Вот все плоды моих скитаний по улицам Ходжали. Прибавлю к этому, что довольно значительный город обнесен с трех сторон глинобитным валом со рвом впереди, а с четвертой южной стороны омывается обширным каналом, проведенным из Аму-Дарьи. Очевидно, Хивинцы не думали оборонять и этот город, так как они не только не исправили сильныя повреждения городской ограды, но даже не напустили воды в ров, что потребовало бы весьма мало и труда, и времени. Ходжали лежит в семи верстах на запад от Аму-Дарьи и считается священным городом Хивинскаго ханства. Жители его, которых, по их собственным словам, от 8 до 9 тысяч, слывут ходжами пли сеидами, то-есть потомками Пророка, и потому не платят податей, не несут никаких повинностей и составляют нечто в роде маленькаго государства в государстве. По укоренившемуся обычаю, войска хана не имеют права даже проходить чрез этот город, и между прочим года три тому назад, когда нынешний Мадраим-хан выехал в сопровождении четырех тысяч всадников на соколиную охоту в окрестностях Ходжали, только он со своими министрами, диван-беги [197] и кушбеги, проехал по городу, а вся конница объехала его по дальним садам. Ходжалинцы разсказывают, что на их памяти этот обычай нарушен только третьяго дня Иомутами, которые, отступая пред нами после дела, не только прошли чрез священный город всею своею массой, но еще вдобавок ограбили жителей и угнали весь их скот…
Чтобы сохранить свое привилегированное положение, ходжи выдают дочерей и женятся только в среде потомков Магомета и тщательно оберегают свой город от всякаго посторонняго элемента. Несмотря на это, в Ходжали есть несколько сот и обыкновенных смертных, — потомки отпущенных или откупившихся рабов, происшедших от проданных сюда пленных Персиян.
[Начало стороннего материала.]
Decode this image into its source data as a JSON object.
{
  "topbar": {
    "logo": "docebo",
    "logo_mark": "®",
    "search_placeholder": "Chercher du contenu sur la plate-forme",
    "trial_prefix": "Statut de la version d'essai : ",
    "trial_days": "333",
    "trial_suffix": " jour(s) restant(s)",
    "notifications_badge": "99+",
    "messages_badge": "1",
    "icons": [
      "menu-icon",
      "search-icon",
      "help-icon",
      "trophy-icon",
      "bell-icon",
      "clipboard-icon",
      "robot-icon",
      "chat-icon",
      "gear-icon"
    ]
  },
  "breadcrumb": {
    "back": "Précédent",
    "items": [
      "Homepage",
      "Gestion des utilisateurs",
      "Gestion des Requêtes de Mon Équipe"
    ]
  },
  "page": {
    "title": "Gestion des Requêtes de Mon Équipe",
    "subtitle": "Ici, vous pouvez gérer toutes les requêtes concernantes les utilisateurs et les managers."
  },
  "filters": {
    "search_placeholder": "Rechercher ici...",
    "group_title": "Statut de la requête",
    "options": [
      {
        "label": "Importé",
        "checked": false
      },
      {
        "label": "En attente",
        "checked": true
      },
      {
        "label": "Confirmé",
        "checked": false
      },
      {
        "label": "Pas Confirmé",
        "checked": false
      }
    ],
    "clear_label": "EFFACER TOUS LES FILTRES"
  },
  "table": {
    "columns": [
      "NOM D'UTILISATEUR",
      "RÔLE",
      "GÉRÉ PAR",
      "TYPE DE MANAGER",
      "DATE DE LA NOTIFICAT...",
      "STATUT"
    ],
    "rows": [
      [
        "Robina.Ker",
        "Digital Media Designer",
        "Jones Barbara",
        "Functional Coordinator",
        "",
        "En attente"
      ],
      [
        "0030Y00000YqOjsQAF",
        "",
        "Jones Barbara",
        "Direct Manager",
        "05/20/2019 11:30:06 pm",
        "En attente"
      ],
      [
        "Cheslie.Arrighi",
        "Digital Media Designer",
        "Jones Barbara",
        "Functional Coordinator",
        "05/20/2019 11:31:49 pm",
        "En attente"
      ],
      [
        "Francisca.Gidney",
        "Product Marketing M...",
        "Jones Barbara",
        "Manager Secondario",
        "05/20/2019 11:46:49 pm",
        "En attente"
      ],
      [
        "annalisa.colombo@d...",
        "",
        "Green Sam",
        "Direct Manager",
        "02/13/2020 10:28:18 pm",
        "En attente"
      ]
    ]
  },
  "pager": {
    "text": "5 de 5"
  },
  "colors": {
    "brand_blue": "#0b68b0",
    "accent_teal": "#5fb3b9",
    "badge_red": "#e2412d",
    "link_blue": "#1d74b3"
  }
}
Эти последние, конечно, не пользуются привилегиями города, живут в особом квартале и ежегодно вносят в ханскую казну около тысячи рублей…
Два дня под Ходжали мы провели очень весело. В первый день генерал Веревкнн ответил на наш кавказский вечер большим, даже превосходно сервированным в Ходжали обедом, на котором явил себя чрезвычайно простым и радушным хозяином. На следующий день начальник оренбургской , кавалерии полковник Леонтьев устроил блестящий вечер. Все это не мало способствовало знакомству и установлению самых дружеских отношений между офицерами обоих отрядов.
С туземцами Ходжали мы также сошлись. Они [198] начали толпами посещать лагерь и приносить с собою все, в чем только встречали нужду солдаты и офицеры. Несколько раз появлялся с предложением услуг и местный губернатор, почтенный старик Муртаза-бей -ходжа.
Благодаря всему этому, продовольсивие нашего Кавказскаго отряда приняло наконец несколько приличную физиономию, и запасы возросли до таких почтенных размеров, что для поднятия их пришлось нанять двести ходжалинских арб.